An out of context excerpt
I told Randolph this morning that I need to remember how young it still is. How little of it I’ve really solidified, how much of it will still change.
But I love certain parts of it, the parts that move me, the parts that I know, all the same, might get cut before all is said and done.
This is a part I’d like to keep. I’m posting it here just in case it’s not strong enough, or just as bad: too strong. I’m posting it so I can read it whenever I want. I’m posting it so you can read it too. It’s the first part of the book I’ve shared with the world at large.
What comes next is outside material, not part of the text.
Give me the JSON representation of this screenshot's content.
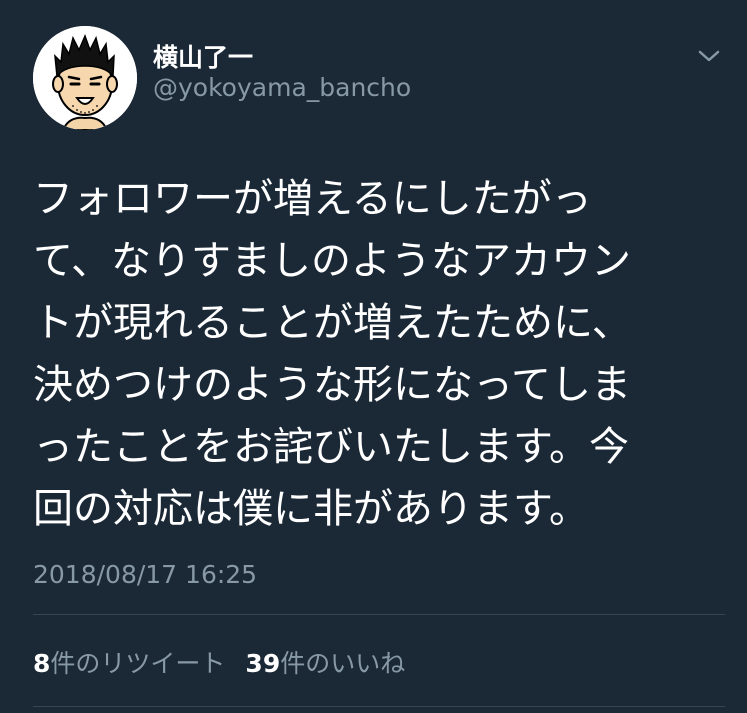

I’m not contextualizing this excerpt in reference to the plot or who’s speaking. At this stage, I know it doesn’t matter.
From Conjoined States:
Yet we each resist it. I resist it. And I try to support my resistance. Self-reliance, said Emerson. Self-sufficiency. Self-importance. No man is an island, said John Donne. But sometimes, men masquerade as cities, harboring fortunes of knowledge, courage, insight, and compassion. And, along with these, apathy, disgust, superiority, and fear. Just like any city, every man is the sum of his parts. So polarized, depending on the day—I love Cleveland. I hate Cleveland. Both sentiments could come from one person on one day in one breath. I love my parents. I hate my parents. For independence, we forsake what we know. Familiarity falls away in pieces. We plant our feet, trying to conjoin what’s left, trying to reassemble the resemblance between what we thought we knew and what has come to be.